From: Luis R. Rodriguez
Date: Wed Jun 18 2014 - 16:03:40 EST


On Wed, Jun 18, 2014 at 01:46:18PM -0600, Stephen Warren wrote:
> On 06/18/2014 01:33 PM, Luis R. Rodriguez wrote:
> > On Wed, Jun 18, 2014 at 09:56:03AM -0600, Stephen Warren wrote:
> >> On 06/18/2014 05:14 AM, Luis R. Rodriguez wrote:
> >>> From: "Luis R. Rodriguez" <mcgrof@xxxxxxxx>
> >>>
> >>> We have to consider alignment for the ring buffer both for the
> >>> default static size, and then also for when an dynamic allocation
> >>> is made when the log_buf_len=n kernel parameter is passed to set
> >>> the size specifically to a size larger than the default size set
> >>> by the architecture through CONFIG_LOG_BUF_SHIFT.
> >>>
> >>> The default static kernel ring buffer can be aligned properly if
> >>> architectures set CONFIG_LOG_BUF_SHIFT properly, we provide ranges
> >>> for the size though so even if CONFIG_LOG_BUF_SHIFT has a sensible
> >>> aligned value it can be reduced to a non aligned value.
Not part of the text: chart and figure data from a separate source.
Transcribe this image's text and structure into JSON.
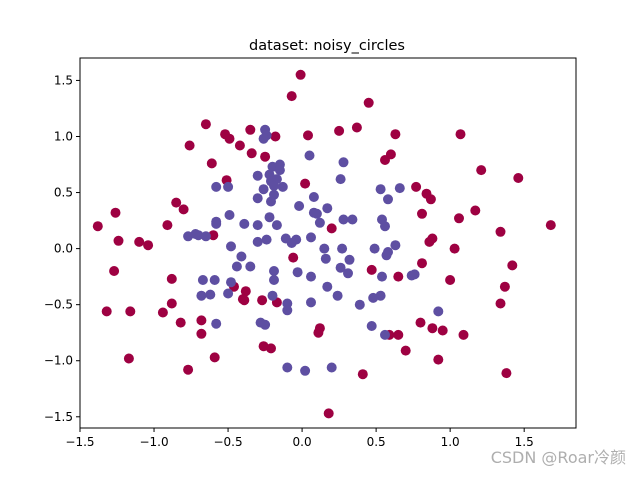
{
  "chart_data": {
    "type": "scatter",
    "title": "dataset: noisy_circles",
    "xlabel": "",
    "ylabel": "",
    "xlim": [
      -1.5,
      1.85
    ],
    "ylim": [
      -1.6,
      1.7
    ],
    "xticks": [
      "−1.5",
      "−1.0",
      "−0.5",
      "0.0",
      "0.5",
      "1.0",
      "1.5"
    ],
    "xtick_values": [
      -1.5,
      -1.0,
      -0.5,
      0.0,
      0.5,
      1.0,
      1.5
    ],
    "yticks": [
      "−1.5",
      "−1.0",
      "−0.5",
      "0.0",
      "0.5",
      "1.0",
      "1.5"
    ],
    "ytick_values": [
      -1.5,
      -1.0,
      -0.5,
      0.0,
      0.5,
      1.0,
      1.5
    ],
    "grid": false,
    "colors": {
      "outer": "#9e0142",
      "inner": "#5e4fa2"
    },
    "series": [
      {
        "class": "outer",
        "points": [
          [
            -0.01,
            1.55
          ],
          [
            -0.07,
            1.36
          ],
          [
            0.45,
            1.3
          ],
          [
            0.37,
            1.08
          ],
          [
            0.63,
            1.02
          ],
          [
            1.07,
            1.02
          ],
          [
            -0.65,
            1.11
          ],
          [
            -0.52,
            1.02
          ],
          [
            -0.35,
            1.06
          ],
          [
            -0.18,
            1.0
          ],
          [
            0.04,
            1.01
          ],
          [
            0.25,
            1.05
          ],
          [
            -0.76,
            0.92
          ],
          [
            -0.49,
            0.98
          ],
          [
            -0.42,
            0.92
          ],
          [
            -0.34,
            0.85
          ],
          [
            -0.25,
            0.82
          ],
          [
            0.6,
            0.84
          ],
          [
            0.56,
            0.79
          ],
          [
            -0.61,
            0.76
          ],
          [
            -0.51,
            0.61
          ],
          [
            1.21,
            0.7
          ],
          [
            0.77,
            0.55
          ],
          [
            0.84,
            0.49
          ],
          [
            1.46,
            0.63
          ],
          [
            0.87,
            0.44
          ],
          [
            0.02,
            0.58
          ],
          [
            -0.85,
            0.41
          ],
          [
            -0.8,
            0.35
          ],
          [
            -0.6,
            0.12
          ],
          [
            0.81,
            0.31
          ],
          [
            1.17,
            0.34
          ],
          [
            1.06,
            0.27
          ],
          [
            -1.38,
            0.2
          ],
          [
            -1.26,
            0.32
          ],
          [
            -0.91,
            0.21
          ],
          [
            0.2,
            0.18
          ],
          [
            0.88,
            0.09
          ],
          [
            0.86,
            0.06
          ],
          [
            1.68,
            0.21
          ],
          [
            1.34,
            0.15
          ],
          [
            -1.24,
            0.07
          ],
          [
            -1.1,
            0.06
          ],
          [
            -1.04,
            0.03
          ],
          [
            1.03,
            0.0
          ],
          [
            0.65,
            -0.25
          ],
          [
            0.81,
            -0.13
          ],
          [
            -1.27,
            -0.2
          ],
          [
            -0.88,
            -0.27
          ],
          [
            1.0,
            -0.28
          ],
          [
            1.42,
            -0.15
          ],
          [
            1.37,
            -0.34
          ],
          [
            -0.46,
            -0.34
          ],
          [
            -0.38,
            -0.38
          ],
          [
            -0.88,
            -0.49
          ],
          [
            -0.27,
            -0.46
          ],
          [
            -0.39,
            -0.46
          ],
          [
            -0.17,
            -0.48
          ],
          [
            -1.32,
            -0.56
          ],
          [
            -1.16,
            -0.56
          ],
          [
            -0.94,
            -0.57
          ],
          [
            -0.82,
            -0.66
          ],
          [
            -0.68,
            -0.64
          ],
          [
            1.34,
            -0.49
          ],
          [
            0.88,
            -0.71
          ],
          [
            0.95,
            -0.73
          ],
          [
            1.09,
            -0.77
          ],
          [
            0.8,
            -0.66
          ],
          [
            0.59,
            -0.77
          ],
          [
            0.65,
            -0.77
          ],
          [
            0.12,
            -0.71
          ],
          [
            0.11,
            -0.75
          ],
          [
            -0.68,
            -0.76
          ],
          [
            -0.26,
            -0.87
          ],
          [
            -0.21,
            -0.89
          ],
          [
            -0.59,
            -0.97
          ],
          [
            -1.17,
            -0.98
          ],
          [
            0.7,
            -0.91
          ],
          [
            0.92,
            -0.99
          ],
          [
            -0.77,
            -1.08
          ],
          [
            0.41,
            -1.12
          ],
          [
            1.38,
            -1.11
          ],
          [
            0.18,
            -1.47
          ],
          [
            0.47,
            -0.19
          ],
          [
            -0.4,
            -0.45
          ],
          [
            -0.06,
            -0.08
          ]
        ]
      },
      {
        "class": "inner",
        "points": [
          [
            -0.25,
            1.06
          ],
          [
            -0.24,
            1.01
          ],
          [
            -0.26,
            0.98
          ],
          [
            0.05,
            0.83
          ],
          [
            0.28,
            0.77
          ],
          [
            -0.2,
            0.73
          ],
          [
            -0.15,
            0.75
          ],
          [
            -0.15,
            0.7
          ],
          [
            -0.22,
            0.66
          ],
          [
            -0.3,
            0.65
          ],
          [
            -0.21,
            0.6
          ],
          [
            -0.17,
            0.62
          ],
          [
            0.26,
            0.62
          ],
          [
            -0.58,
            0.55
          ],
          [
            -0.5,
            0.55
          ],
          [
            -0.26,
            0.53
          ],
          [
            -0.19,
            0.56
          ],
          [
            -0.13,
            0.55
          ],
          [
            0.53,
            0.53
          ],
          [
            0.66,
            0.54
          ],
          [
            -0.19,
            0.48
          ],
          [
            0.08,
            0.46
          ],
          [
            0.17,
            0.36
          ],
          [
            -0.21,
            0.42
          ],
          [
            -0.3,
            0.45
          ],
          [
            0.58,
            0.44
          ],
          [
            -0.02,
            0.38
          ],
          [
            0.08,
            0.32
          ],
          [
            -0.49,
            0.3
          ],
          [
            -0.22,
            0.28
          ],
          [
            0.1,
            0.31
          ],
          [
            -0.58,
            0.24
          ],
          [
            -0.58,
            0.22
          ],
          [
            -0.17,
            0.21
          ],
          [
            0.28,
            0.26
          ],
          [
            0.34,
            0.26
          ],
          [
            0.54,
            0.26
          ],
          [
            -0.39,
            0.22
          ],
          [
            -0.3,
            0.21
          ],
          [
            0.56,
            0.2
          ],
          [
            0.12,
            0.23
          ],
          [
            -0.77,
            0.11
          ],
          [
            -0.7,
            0.12
          ],
          [
            -0.72,
            0.13
          ],
          [
            -0.65,
            0.11
          ],
          [
            -0.04,
            0.08
          ],
          [
            -0.11,
            0.09
          ],
          [
            -0.24,
            0.08
          ],
          [
            0.06,
            0.1
          ],
          [
            -0.3,
            0.06
          ],
          [
            -0.07,
            0.05
          ],
          [
            -0.48,
            0.02
          ],
          [
            0.15,
            0.0
          ],
          [
            0.27,
            0.0
          ],
          [
            0.49,
            0.0
          ],
          [
            0.63,
            0.03
          ],
          [
            -0.41,
            -0.07
          ],
          [
            -0.44,
            -0.16
          ],
          [
            -0.35,
            -0.16
          ],
          [
            -0.19,
            -0.2
          ],
          [
            0.16,
            -0.09
          ],
          [
            0.57,
            -0.06
          ],
          [
            0.32,
            -0.1
          ],
          [
            -0.67,
            -0.28
          ],
          [
            -0.59,
            -0.28
          ],
          [
            -0.48,
            -0.3
          ],
          [
            -0.19,
            -0.28
          ],
          [
            -0.03,
            -0.21
          ],
          [
            0.06,
            -0.25
          ],
          [
            0.26,
            -0.17
          ],
          [
            0.31,
            -0.22
          ],
          [
            0.54,
            -0.25
          ],
          [
            0.76,
            -0.23
          ],
          [
            0.74,
            -0.24
          ],
          [
            -0.68,
            -0.42
          ],
          [
            -0.62,
            -0.41
          ],
          [
            -0.5,
            -0.4
          ],
          [
            0.17,
            -0.34
          ],
          [
            0.53,
            -0.42
          ],
          [
            0.48,
            -0.44
          ],
          [
            0.39,
            -0.5
          ],
          [
            -0.2,
            -0.42
          ],
          [
            -0.1,
            -0.49
          ],
          [
            0.24,
            -0.42
          ],
          [
            0.06,
            -0.48
          ],
          [
            -0.1,
            -0.55
          ],
          [
            0.92,
            -0.56
          ],
          [
            0.47,
            -0.69
          ],
          [
            -0.58,
            -0.67
          ],
          [
            -0.28,
            -0.66
          ],
          [
            -0.25,
            -0.68
          ],
          [
            0.56,
            -0.77
          ],
          [
            -0.1,
            -1.06
          ],
          [
            0.02,
            -1.09
          ],
          [
            0.2,
            -1.06
          ],
          [
            0.58,
            -0.03
          ]
        ]
      }
    ]
  },
  "watermark": "CSDN @Roar冷颜"
}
Commit
> >>> 6ebb017de9 by Andrew ensures the static buffer is always aligned
> >>> and the decision of alignment is done by the compiler by using
> >>> __alignof__(struct log) (curious what value caused the crash?).
> >>
> >> IIRC the issue was that __log_buf's type is char[] so without the
> >> __aligned it could have any alignment at all, e.g. 1 or 2. However,
> >> struct printk_log is stored in the buffer rather than just char*, and so
> >> if __log_buf isn't aligned to the required alignment for that structure,
> >> that can caused unaligned accesses to fields in the structure, which
> >> isn't supported on ARM in at least some cases.
> >>
> >> As such, I think the change to setup_log_buf() in this patch makes sense
> >> (although I suppose in practice memblock_virt_alloc() probably has some
> >> minimum internal alignment that dwards LOG_ALIGN, but that's an
> >> implementation detail we shouldn't rely on).
> >
> > Thanks for the feedback.
> >
> > memblock_virt_alloc() will by default align to L1 cache, so if that satisfies
> > the architecture alignment it should be safe, but perhaps not optimal for
> > saving a few bytes. Still curious if without this patch a crash can be
> > triggered somehow with some log_buf_len=n, if so this can go to stable.
>
> If memblock_virt_alloc() aligns to L1 cache, then I believe that the
> crash would never trigger.

By default it does, that is, if no alignment requirement is passed.